Tunísia discute o direito à comunicação durante o Fórum Mundial de Mídia Livre

O encontro tem como objetivo aprovar a Carta Mundial de Mídia Livre.
23/03/2015 07h55 - Atualizado em 16/04/2015 16h56
Foto: Leandro Melito/Agência Brasil

Fonte: Ana Cristina Campos/Agência Brasil

Para discutir o direito à comunicação e à liberdade de expressão, cerca de 300 comunicadores, blogueiros e representantes de movimentos sociais de diversos países participaram da abertura da 4ª edição do Fórum Mundial de Mídia Livre (FMML), na Universidade El Manar, em Túnis, capital da Tunísia. O FMML é um evento paralelo ao Fórum Social Mundial, que ocorrerá no mesmo local, entre os dias 24 e 28 de março.

O principal objetivo do encontro é aprovar a Carta Mundial da Mídia Livre, com princípios e ações estratégicas para promover uma comunicação democrática e as mídias livres em todo mundo. O documento será lançado na Assembleia de Convergência pelo Direito à Comunicação, no sábado (28), quando todos os segmentos que debatem o tema se reúnem para definir compromissos.

A coordenadora do Intervozes, coletivo pela democratização da comunicação, Bia Barbosa, que participou do debate sobre a luta por uma outra comunicação e sobre a carta, disse que os ativistas defendem um sistema midiático que garanta a diversidade e a pluralidade de vozes. “Infelizmente, a gente vive hoje no mundo todo um cenário de grande concentração da propriedade dos meios de comunicação, de fragilidade e de desmonte das mídias públicas e ainda de muita criminalização das mídias comunitárias.
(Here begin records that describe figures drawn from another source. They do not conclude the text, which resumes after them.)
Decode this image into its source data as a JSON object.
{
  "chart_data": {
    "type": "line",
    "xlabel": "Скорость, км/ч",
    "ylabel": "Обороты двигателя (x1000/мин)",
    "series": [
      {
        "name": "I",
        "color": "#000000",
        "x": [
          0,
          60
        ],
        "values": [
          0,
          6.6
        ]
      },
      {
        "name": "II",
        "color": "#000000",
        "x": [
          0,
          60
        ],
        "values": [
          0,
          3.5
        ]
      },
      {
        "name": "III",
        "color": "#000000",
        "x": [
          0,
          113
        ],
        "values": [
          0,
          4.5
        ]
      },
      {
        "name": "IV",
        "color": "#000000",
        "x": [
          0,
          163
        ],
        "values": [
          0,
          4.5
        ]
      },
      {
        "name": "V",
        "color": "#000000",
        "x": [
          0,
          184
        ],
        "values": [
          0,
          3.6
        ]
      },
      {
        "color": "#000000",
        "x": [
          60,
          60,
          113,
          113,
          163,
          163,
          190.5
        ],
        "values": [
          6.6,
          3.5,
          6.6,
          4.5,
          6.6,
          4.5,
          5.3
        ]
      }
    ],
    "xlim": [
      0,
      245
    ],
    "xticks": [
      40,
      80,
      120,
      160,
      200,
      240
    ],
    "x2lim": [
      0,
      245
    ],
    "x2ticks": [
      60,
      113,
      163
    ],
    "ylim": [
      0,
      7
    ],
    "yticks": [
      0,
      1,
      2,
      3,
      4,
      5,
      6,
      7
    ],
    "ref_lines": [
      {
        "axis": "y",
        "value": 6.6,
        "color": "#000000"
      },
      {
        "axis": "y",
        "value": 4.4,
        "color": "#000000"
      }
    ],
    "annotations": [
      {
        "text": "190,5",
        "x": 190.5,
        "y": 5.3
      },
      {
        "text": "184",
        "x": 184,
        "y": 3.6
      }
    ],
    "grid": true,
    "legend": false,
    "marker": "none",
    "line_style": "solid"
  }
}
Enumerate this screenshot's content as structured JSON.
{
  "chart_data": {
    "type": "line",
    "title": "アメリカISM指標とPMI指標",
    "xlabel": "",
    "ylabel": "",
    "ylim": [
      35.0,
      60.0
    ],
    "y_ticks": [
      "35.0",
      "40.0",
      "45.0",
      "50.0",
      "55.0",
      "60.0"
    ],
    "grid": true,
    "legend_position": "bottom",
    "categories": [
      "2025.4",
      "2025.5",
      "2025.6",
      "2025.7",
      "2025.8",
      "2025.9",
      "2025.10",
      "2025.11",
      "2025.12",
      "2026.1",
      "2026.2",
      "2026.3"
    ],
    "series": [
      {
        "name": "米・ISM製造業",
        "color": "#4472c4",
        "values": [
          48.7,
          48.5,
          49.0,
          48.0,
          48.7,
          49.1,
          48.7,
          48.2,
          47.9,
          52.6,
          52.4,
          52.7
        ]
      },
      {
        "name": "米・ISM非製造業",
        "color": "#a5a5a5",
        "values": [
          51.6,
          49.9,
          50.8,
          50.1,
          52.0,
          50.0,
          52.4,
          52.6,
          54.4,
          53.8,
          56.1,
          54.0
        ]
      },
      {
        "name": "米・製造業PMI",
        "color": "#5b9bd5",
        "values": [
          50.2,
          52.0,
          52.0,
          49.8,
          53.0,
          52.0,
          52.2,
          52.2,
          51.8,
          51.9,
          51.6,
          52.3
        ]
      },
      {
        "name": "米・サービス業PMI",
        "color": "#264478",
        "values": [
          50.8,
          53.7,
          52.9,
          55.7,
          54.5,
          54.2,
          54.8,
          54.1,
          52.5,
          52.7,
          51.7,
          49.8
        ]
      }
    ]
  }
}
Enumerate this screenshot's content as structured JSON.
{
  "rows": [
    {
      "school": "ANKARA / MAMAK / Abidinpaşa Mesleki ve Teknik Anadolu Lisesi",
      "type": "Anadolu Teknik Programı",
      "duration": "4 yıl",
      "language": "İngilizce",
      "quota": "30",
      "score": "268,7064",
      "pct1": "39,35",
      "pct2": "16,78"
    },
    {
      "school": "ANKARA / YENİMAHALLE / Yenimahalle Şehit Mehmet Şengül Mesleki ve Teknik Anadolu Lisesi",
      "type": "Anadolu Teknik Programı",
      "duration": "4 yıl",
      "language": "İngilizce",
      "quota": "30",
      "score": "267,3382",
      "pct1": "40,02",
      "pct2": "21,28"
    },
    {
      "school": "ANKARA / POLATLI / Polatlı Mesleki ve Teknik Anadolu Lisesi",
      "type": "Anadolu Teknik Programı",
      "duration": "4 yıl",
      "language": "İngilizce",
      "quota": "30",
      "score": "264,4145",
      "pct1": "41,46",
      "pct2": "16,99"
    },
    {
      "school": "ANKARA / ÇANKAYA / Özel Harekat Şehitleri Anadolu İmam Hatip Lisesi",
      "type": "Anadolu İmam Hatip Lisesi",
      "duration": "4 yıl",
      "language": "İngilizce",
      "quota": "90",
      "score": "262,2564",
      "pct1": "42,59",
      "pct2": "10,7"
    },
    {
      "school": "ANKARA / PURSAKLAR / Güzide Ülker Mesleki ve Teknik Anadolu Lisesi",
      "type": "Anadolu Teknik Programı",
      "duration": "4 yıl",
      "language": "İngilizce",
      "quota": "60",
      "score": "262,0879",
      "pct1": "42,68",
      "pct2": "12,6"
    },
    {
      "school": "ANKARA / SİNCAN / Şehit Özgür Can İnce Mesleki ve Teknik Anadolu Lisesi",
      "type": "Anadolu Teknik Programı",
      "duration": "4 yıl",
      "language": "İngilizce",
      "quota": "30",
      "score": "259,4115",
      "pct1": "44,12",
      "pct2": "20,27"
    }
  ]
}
Sem falar de uma dificuldade enorme em várias regiões do mundo da garantia do acesso à internet e à informação”.

Segunda Bia, o documento – em elaboração desde o último FMML, em 2013, que também ocorreu em Túnis – tem como alguns dos eixos centrais a mobilização pela existência de marcos regulatórios que promovam a diversidade e a pluralidade nos meios de comunicação, a universalização da internet e o incentivo às rádios comunitárias. “É fundamental ter essa Carta da Mídia Livre como um instrumento para reivindicar um novo marco regulatório para as comunicações no Brasil”.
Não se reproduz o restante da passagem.